The Grist Mill has been a fixture of Manchester Center’s streetscape since it was rebuilt in the 1840s by Myron Clark, replacing the original mill constructed in the 1790s by Timothy Meade. Clark and his son Augustus developed this portion of the west branch of the Battenkill River into a bustling industrial hub known as Factory Point. There were saw mills, a distillery, woolen mills, marble mills, and a large tannery, whose 60-foot-high stack stood as a sentinel to days past until it was taken down in the 1930s.

stratton magazine grist mill

The estimated 100,000 bricks that formed the stack had been sold to Dellwood Cemetery Association, but were smashed beyond use when it fell during demolition.

Toward the end of the century, when efforts were being made by the local trade board to promote Manchester as a destination resort for the city elite, community members decided to remove the industrial stigma of the name Factory Point and rechristened the area Manchester Centre in 1887; the spelling changed in 1895 to Manchester Center.

In 1912, the Norcross and West Marble Company was contracted to replace the iron bridge that spanned the west branch on Main Street and to use materials quarried from their South Dorset property, which today is a popular swimming hole.

Many of the mills by this time had ceased operating, although the Grist Mill continued under other auspices. The Colvin family generated electricity from the waterfalls for a brief period before Earl Fowler returned it to a gristmill during the 1920s, after which it fell into disrepair.

In 1912, the Norcross and West Marble Company constructed the marble-arched bridge from materials quarried in South Dorset and milled in Manchester Depot. Stone from the quarry was also used to construct the New York Public Library on 5th Avenue at 42nd Street in Manhattan. The old quarry remains a popular swimming hole to this day.

manchester grist mill from water

The building just east of the mill, originally used for drying hides for the Clark tannery, changed ownership and purposes over the decades: it became a private residence, an Atlantic and Pacific Tea Company market, a farm equipment store, a diner, and eventually apartments. This building was razed in 1967 when the neighboring automobile dealership extended the size of its sales lot.

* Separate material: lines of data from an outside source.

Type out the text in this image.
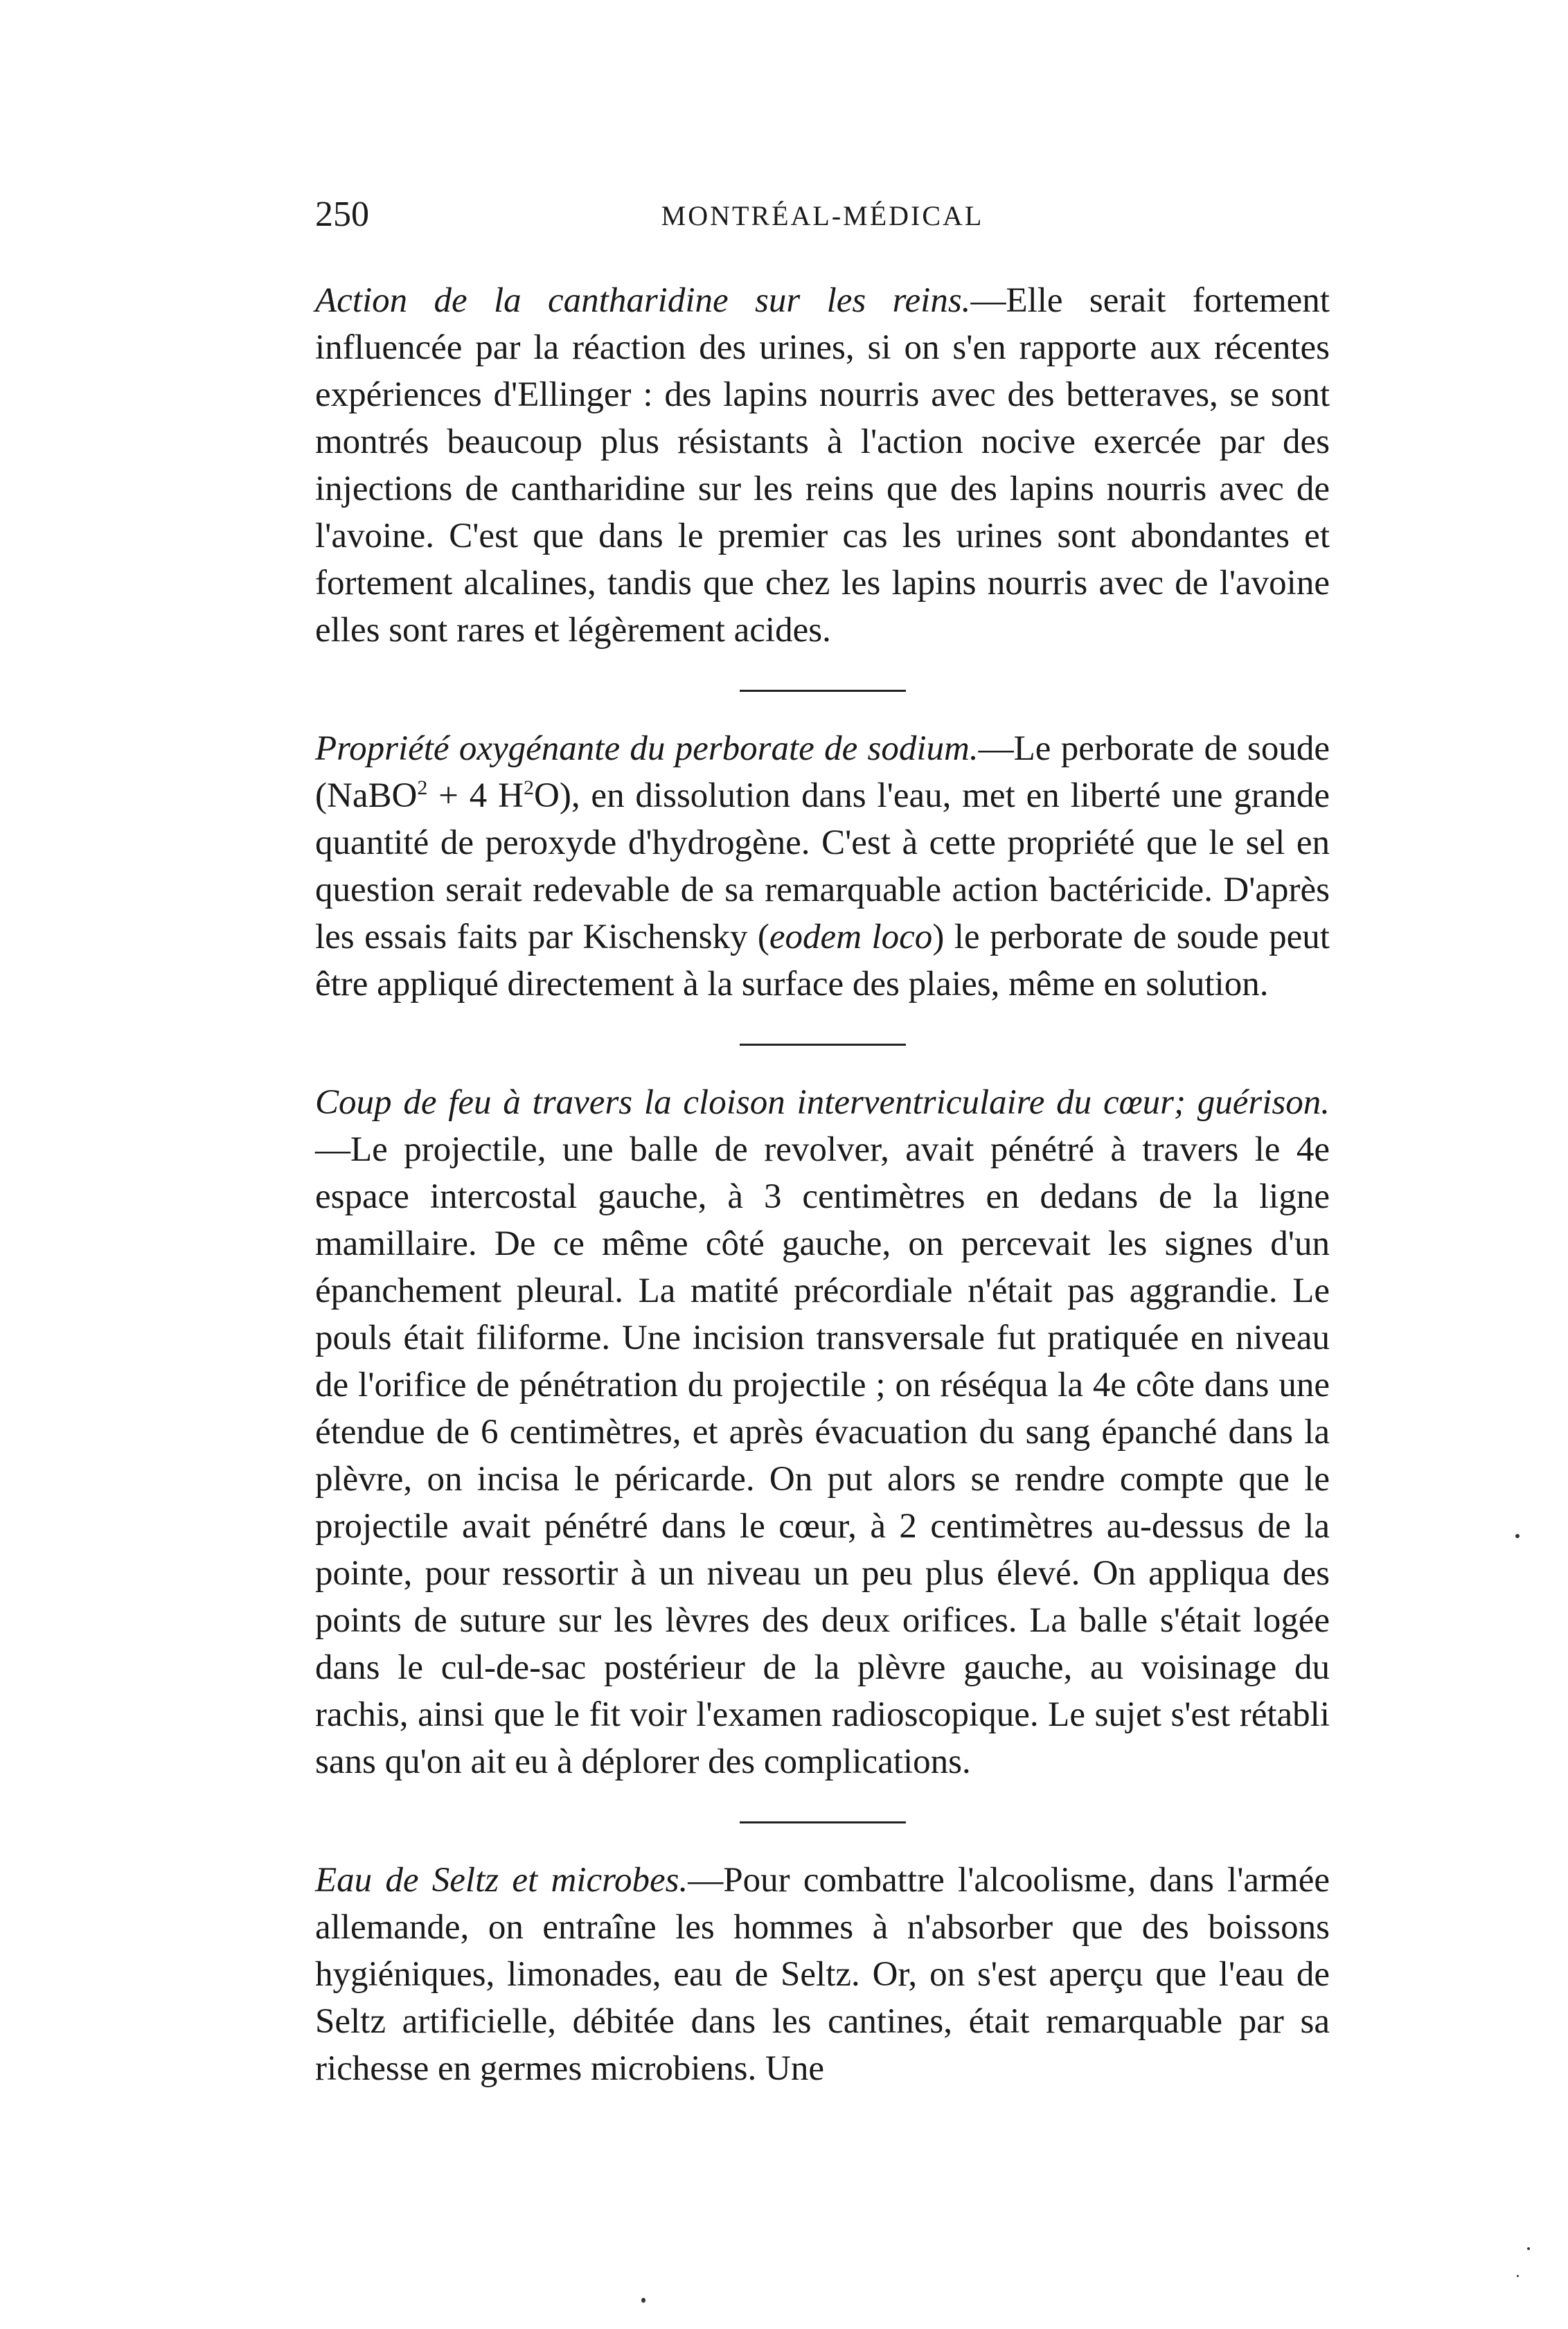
250	MONTRÉAL-MÉDICAL

Action de la cantharidine sur les reins.—Elle serait fortement influencée par la réaction des urines, si on s'en rapporte aux récentes expériences d'Ellinger : des lapins nourris avec des betteraves, se sont montrés beaucoup plus résistants à l'action nocive exercée par des injections de cantharidine sur les reins que des lapins nourris avec de l'avoine. C'est que dans le premier cas les urines sont abondantes et fortement alcalines, tandis que chez les lapins nourris avec de l'avoine elles sont rares et légèrement acides.

Propriété oxygénante du perborate de sodium.—Le perborate de soude (NaBO$^2$ + 4 $H^2O$), en dissolution dans l'eau, met en liberté une grande quantité de peroxyde d'hydrogène. C'est à cette propriété que le sel en question serait redevable de sa remarquable action bactéricide. D'après les essais faits par Kischensky (eodem loco) le perborate de soude peut être appliqué directement à la surface des plaies, même en solution.

Coup de feu à travers la cloison interventriculaire du cœur; guérison.—Le projectile, une balle de revolver, avait pénétré à travers le 4e espace intercostal gauche, à 3 centimètres en dedans de la ligne mamillaire. De ce même côté gauche, on percevait les signes d'un épanchement pleural. La matité précordiale n'était pas aggrandie. Le pouls était filiforme. Une incision transversale fut pratiquée en niveau de l'orifice de pénétration du projectile ; on réséqua la 4e côte dans une étendue de 6 centimètres, et après évacuation du sang épanché dans la plèvre, on incisa le péricarde. On put alors se rendre compte que le projectile avait pénétré dans le cœur, à 2 centimètres au-dessus de la pointe, pour ressortir à un niveau un peu plus élevé. On appliqua des points de suture sur les lèvres des deux orifices. La balle s'était logée dans le cul-de-sac postérieur de la plèvre gauche, au voisinage du rachis, ainsi que le fit voir l'examen radioscopique. Le sujet s'est rétabli sans qu'on ait eu à déplorer des complications.

Eau de Seltz et microbes.—Pour combattre l'alcoolisme, dans l'armée allemande, on entraîne les hommes à n'absorber que des boissons hygiéniques, limonades, eau de Seltz. Or, on s'est aperçu que l'eau de Seltz artificielle, débitée dans les cantines, était remarquable par sa richesse en germes microbiens. Une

manchester vermont mill tannery

The hide-drying building was the last remnant of the Clark tannery to be removed in 1967 across the millpond from the Grist Mill; the 60-foot-high stack towers appear in the background in this circa 1930 image.

 

In the 1970s, Kim Kimball purchased the Grist Mill and carefully restored the building for his real estate business. Meanwhile, across the millpond the dealership property began the long process of conversion to the Factory Point Town Green, completed in the 1990s. The Grist Mill remains in the ownership of the Kimball family and is now the proud home of Stratton Magazine.